Pour construire une forêt nourricière, nous avons besoin d’un site plus pauvre que riche. Celui-ci devrait disposer une diversité minimale par exemple un jardin, un potager, une prairie ou un champ récemment abandonnés, ou bien une zone forestière tout nouvellement défrichée. L’objectif est de régénérer ce site en y implantant la diversité nécessaire, afin d’y créer un écosystème productif et en santé. L’«industrie» ou la culture d’une forêt nourricière se nomme l’agroforesterie. Notons que l’on ne crée que très rarement une forêt nourricière dans une forêt naturelle. Certes, la forêt est notre modèle, mais on ne cherche pas à la transformer ou à la reproduire, mais plutôt à s’en inspirer pour créer de nouveaux écosystèmes bien adaptés à nos besoins.

Les trois principaux objectifs de la forêt nourricière sont:

1- Outre la beauté de ce type de modèle, la production à rendement élevé de divers produits :

  • carburant
  • engrais
  • fibres
  • fourrage
  • nourriture
  • plantes médicinales

2- En grande partie auto-entretenu ;

3- Un écosystème sain.«Le but ultime de la forêt nourricière n’est pas seulement la croissance des cultures, mais la culture et la perfection de nouvelles façons de voir, de penser et d’agir dans le monde. La forêt nourricière nous donne une expérience viscérale de l’écologie en action, nous apprenant comment fonctionne notre planète et cela change la perception de soi. Ça nous aide à prendre notre place légitime en tant que partie de la nature afin de travailler avec la nature, plutôt qu’en tant qu’entités distinctes posant des actions afin de dominer le monde naturel.» Dave Jacke

Avec une forêt nourricière, pas besoin de fertiliser ou de labourer nos sol. Nous utiliserons plutôt une couverture végétale morte (paillis) ou vivante (couvre-sol) pour conserver l’humidité du sol et le nourrir. De plus, en l’absence de laboure, nous ne détruisons pas les éléments essentiels à la structure poreuse du sol tels que le réseau mycélien (champignons) et les microorganismes qui y vivent. Ces éléments vivants responsables du cycle du carbone procurent la meilleure et la vraie fertilité à long terme.

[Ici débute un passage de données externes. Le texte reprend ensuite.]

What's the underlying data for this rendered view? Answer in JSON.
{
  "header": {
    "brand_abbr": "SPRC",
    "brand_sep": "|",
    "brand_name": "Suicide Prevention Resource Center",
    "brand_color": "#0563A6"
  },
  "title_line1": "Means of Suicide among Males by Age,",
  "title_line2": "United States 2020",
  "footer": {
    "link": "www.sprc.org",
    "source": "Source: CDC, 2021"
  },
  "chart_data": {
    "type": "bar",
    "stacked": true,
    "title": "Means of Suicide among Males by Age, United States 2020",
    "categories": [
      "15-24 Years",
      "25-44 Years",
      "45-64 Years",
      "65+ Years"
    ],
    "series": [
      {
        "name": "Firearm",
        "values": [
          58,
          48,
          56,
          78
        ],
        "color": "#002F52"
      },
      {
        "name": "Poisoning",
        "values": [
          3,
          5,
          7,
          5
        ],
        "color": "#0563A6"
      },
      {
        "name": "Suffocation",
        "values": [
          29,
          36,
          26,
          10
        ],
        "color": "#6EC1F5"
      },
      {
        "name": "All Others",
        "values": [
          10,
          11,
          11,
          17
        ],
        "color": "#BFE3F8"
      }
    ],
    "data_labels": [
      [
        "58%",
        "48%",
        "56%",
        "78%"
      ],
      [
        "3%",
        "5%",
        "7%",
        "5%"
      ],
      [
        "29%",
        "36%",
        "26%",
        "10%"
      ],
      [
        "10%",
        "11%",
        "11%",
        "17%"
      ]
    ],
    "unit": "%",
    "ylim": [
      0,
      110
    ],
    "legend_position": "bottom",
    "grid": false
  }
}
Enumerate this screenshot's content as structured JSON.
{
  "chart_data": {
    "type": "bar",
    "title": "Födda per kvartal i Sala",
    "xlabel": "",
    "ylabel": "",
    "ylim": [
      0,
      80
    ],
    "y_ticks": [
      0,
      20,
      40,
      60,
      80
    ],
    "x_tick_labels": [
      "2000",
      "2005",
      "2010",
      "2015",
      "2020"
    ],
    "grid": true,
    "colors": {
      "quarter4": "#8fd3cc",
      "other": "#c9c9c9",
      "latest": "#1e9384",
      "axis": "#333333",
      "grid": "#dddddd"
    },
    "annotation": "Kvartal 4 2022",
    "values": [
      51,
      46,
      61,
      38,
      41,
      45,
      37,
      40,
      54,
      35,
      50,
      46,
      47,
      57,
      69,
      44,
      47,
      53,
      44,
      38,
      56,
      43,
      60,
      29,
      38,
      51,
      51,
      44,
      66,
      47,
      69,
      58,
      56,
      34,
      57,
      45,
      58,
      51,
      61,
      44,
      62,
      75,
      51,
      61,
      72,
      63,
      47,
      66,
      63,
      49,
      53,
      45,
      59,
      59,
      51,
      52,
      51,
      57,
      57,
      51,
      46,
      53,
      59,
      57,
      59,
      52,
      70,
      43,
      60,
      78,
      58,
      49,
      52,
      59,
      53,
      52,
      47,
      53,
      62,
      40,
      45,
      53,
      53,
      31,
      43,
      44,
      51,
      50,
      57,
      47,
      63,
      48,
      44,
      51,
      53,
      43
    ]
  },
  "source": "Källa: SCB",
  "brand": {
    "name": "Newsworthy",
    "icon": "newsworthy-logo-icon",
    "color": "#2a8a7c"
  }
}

Par ailleurs, la forêt nourricière regorgera aussi de produits forestiers non ligneux (PFNL) où de forestibles -comme mes collègues du Comptoir Forestier les appellent. On parle ici de profiter de la générosité de la nature en y récoltant des produits alimentaires, médicinaux ou ornementaux que l’on trouve en forêt. Ça inclut entre autres les champignons, les têtes-de-violon, les aromates, les noix, les feuilles, les fleurs et les sirops (d’érable, de bouleau, etc.). Si on implante des cultures, comme le ginseng, avec des arbres sur de plus grandes surfaces, on parle toujours de PFNL mais dans un contexte d’agroforesterie.

Ci-dessous deux modèles d’aménagement de forêt nourricière

Conclusion

S’inspirer de la forêt, de ses systèmes de productivité et de résilience est, actuellement, la meilleure avenue pour la conservation de nos écosystèmes ainsi que pour la pérennité de notre alimentation mondiale. Les avantages de la forêt nourricière sont nombreux, car elle est en grande partie autonome c’est-à-dire qu’elle s’auto-entretient. Elle n’a pas besoin de l’humain pour se fertiliser, se maintenir, se propager et se renouveler. La création d’une forêt nourricière nous permet d’aller dans le sens de la nature.

Grâce à la forêt nourricière, il est possible de faire pousser des fruits, des noix, des légumes, des herbes, des champignons, d’autres plantes utiles et d’y élever des animaux de manière à ressembler en tous points à un écosystème naturel, diversifié et à haut rendement.